Skills My Grandfather Taught Me

You’re a lucky person if you had a grandfather to help raise you. Grandparents can teach you things your own parents can’t. It’s a special gift for a kid to get the gift of 50 years of master from someone.

That was my experience. My grandfather was a farmer and a sailor and a river-man almost all of his life. He passing this week has jogged my memory as to all of the cool skills he taught me when I was a wee lad:

  • How to row a rowboat: His old wooden rowboat has featured heavily in family photos, family races, and moments of punishing physical exercise.
  • How to use a pocket knife: I guess this started when he would pare off chunks of apple for sharing using his Swiss Army Knife. He must have given a lot of those knives away to grandchildren over the years.
  • How to find historical artifacts: We had a big farm with a lot of buried Civil War bullets and artillery shells. He and I combed over our farm with our metal detector looking for treasures.
  • How to pick oysters: This was muddy business, and I often hated it, but I should have stopped to appreciate how cool it was to be able to get fresh oysters from a riverbank right across from our house.
  • How to throw a cast net: If you’re going to catch shrimp and other river baitfish, you’d better know how to cast a good round net.
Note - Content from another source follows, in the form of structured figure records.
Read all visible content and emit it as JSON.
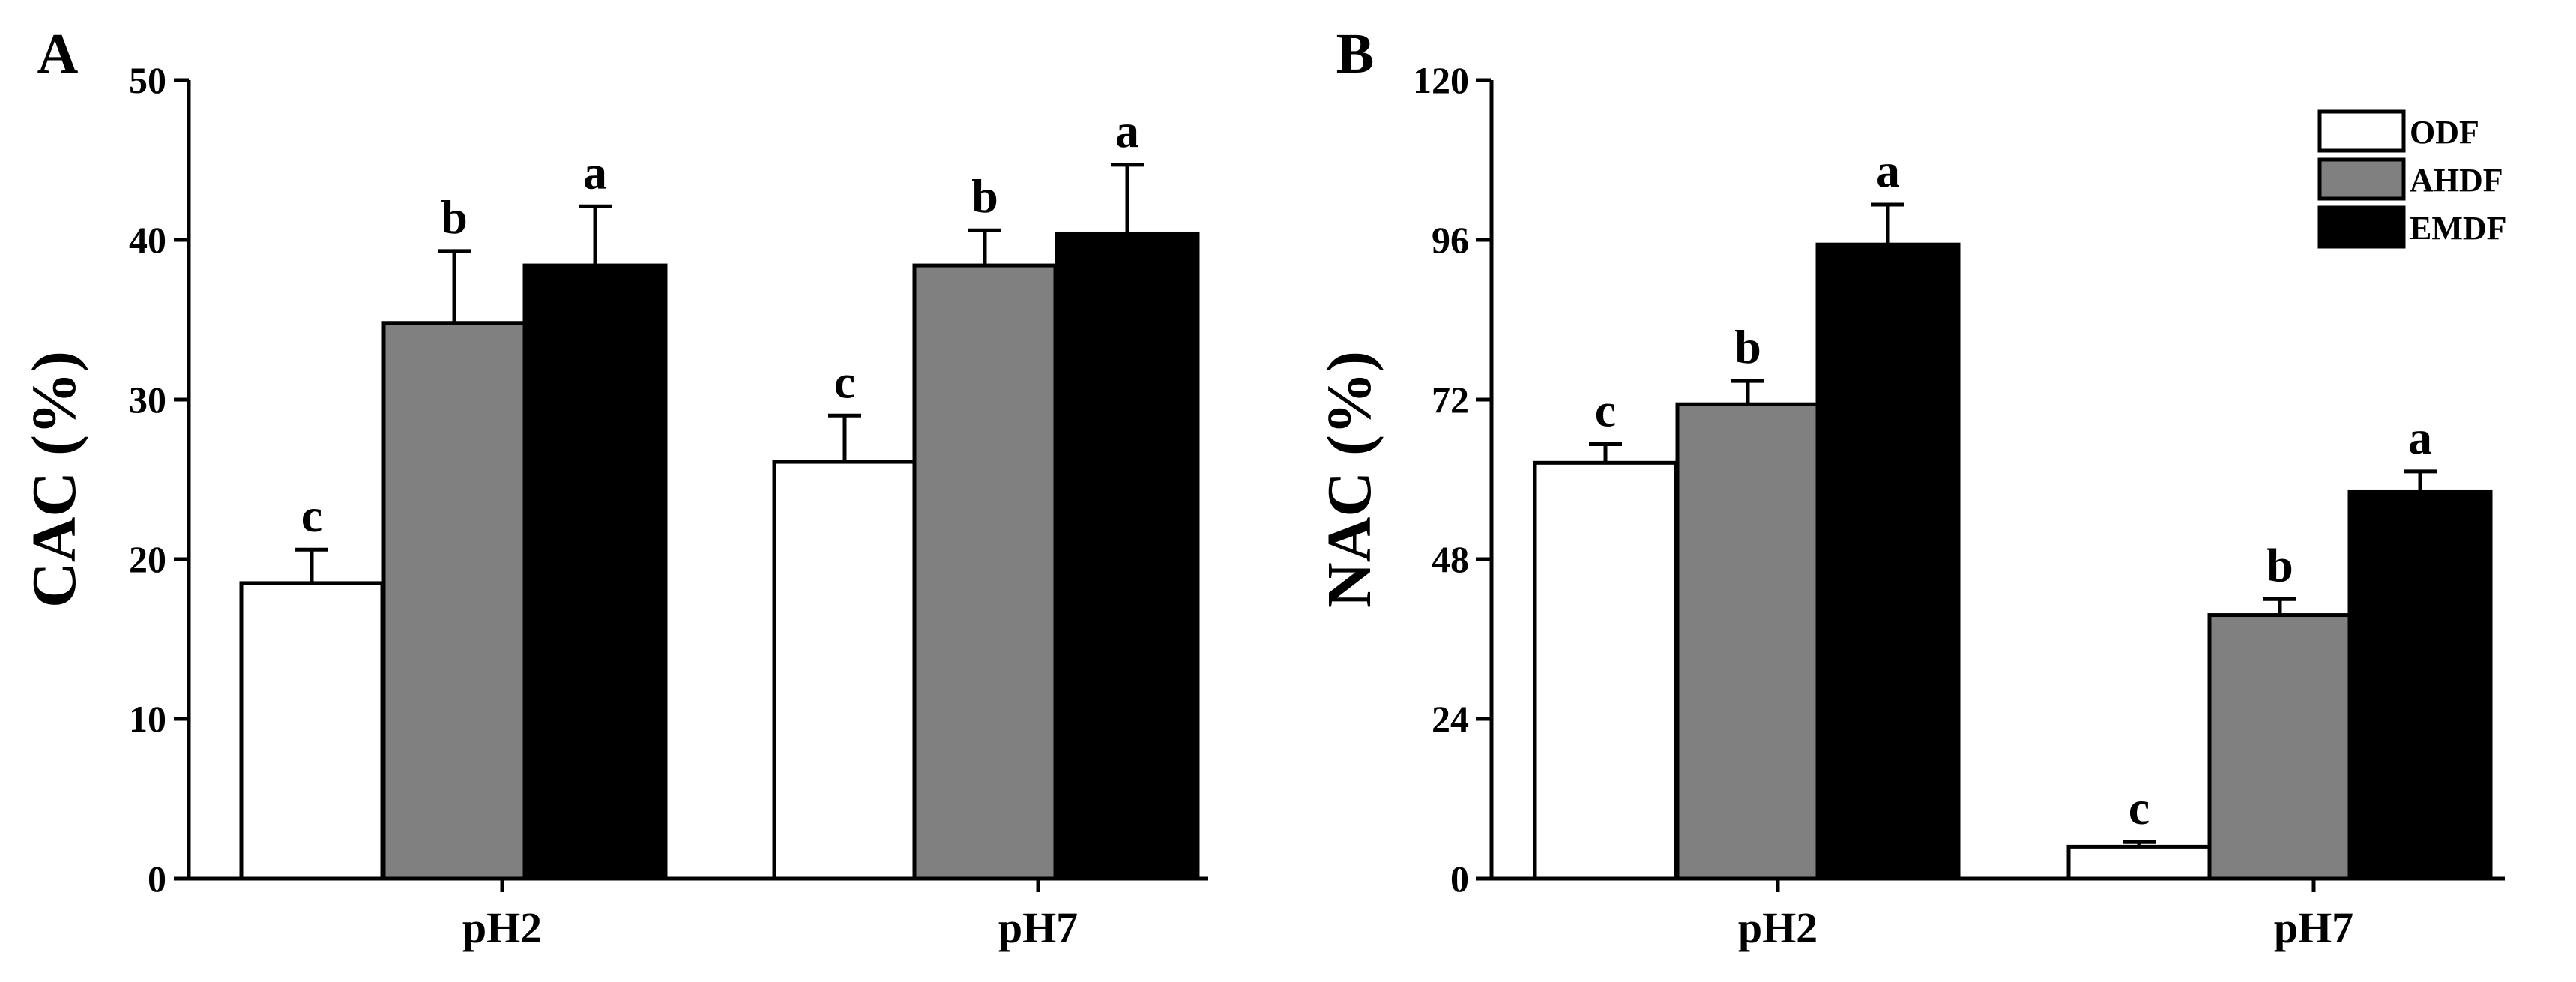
{
  "chart_data": [
    {
      "panel": "A",
      "type": "bar",
      "ylabel": "CAC (%)",
      "ylim": [
        0,
        50
      ],
      "yticks": [
        0,
        10,
        20,
        30,
        40,
        50
      ],
      "categories": [
        "pH2",
        "pH7"
      ],
      "series": [
        {
          "name": "ODF",
          "color": "#ffffff",
          "values": [
            18.5,
            26.1
          ],
          "errors": [
            2.1,
            2.9
          ],
          "labels": [
            "c",
            "c"
          ]
        },
        {
          "name": "AHDF",
          "color": "#808080",
          "values": [
            34.8,
            38.4
          ],
          "errors": [
            4.5,
            2.2
          ],
          "labels": [
            "b",
            "b"
          ]
        },
        {
          "name": "EMDF",
          "color": "#000000",
          "values": [
            38.4,
            40.4
          ],
          "errors": [
            3.7,
            4.3
          ],
          "labels": [
            "a",
            "a"
          ]
        }
      ],
      "legend": false
    },
    {
      "panel": "B",
      "type": "bar",
      "ylabel": "NAC (%)",
      "ylim": [
        0,
        120
      ],
      "yticks": [
        0,
        24,
        48,
        72,
        96,
        120
      ],
      "categories": [
        "pH2",
        "pH7"
      ],
      "series": [
        {
          "name": "ODF",
          "color": "#ffffff",
          "values": [
            62.5,
            4.8
          ],
          "errors": [
            2.8,
            0.7
          ],
          "labels": [
            "c",
            "c"
          ]
        },
        {
          "name": "AHDF",
          "color": "#808080",
          "values": [
            71.3,
            39.6
          ],
          "errors": [
            3.5,
            2.4
          ],
          "labels": [
            "b",
            "b"
          ]
        },
        {
          "name": "EMDF",
          "color": "#000000",
          "values": [
            95.3,
            58.2
          ],
          "errors": [
            6.0,
            3.0
          ],
          "labels": [
            "a",
            "a"
          ]
        }
      ],
      "legend": true,
      "legend_position": "top-right"
    }
  ]
}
Thanks to my grandfather’s patient teaching, I can.
  • How to roughhouse: Wrestling matches at my grandfather’s house definitely helped to teach me how to throw my own weight around
  • How to set a crab trap: Essential low-country skill. I’d watch my grandfather stuff a trap full of chicken necks, lower it into the water, and raise it out a few days later teeming with blue crabs.
  • How to sail a sailboat: Catching the wind in your sail and feeling the danger and power is one of the best feelings in the world. Tipping over and bailing out can also be fun. I learned both from my grandfather.
  • How to drive a tractor: This distinction goes primarily to my own father, but I’m pretty sure I remember spending a good bit of time riding in my grandfather’s lap or by his side as he plowed and/or planted.

I really look forward to being a grandfather. I’m going to do my best to be as good as he was. But I’ll be hard pressed to pass on skills as interesting and practical.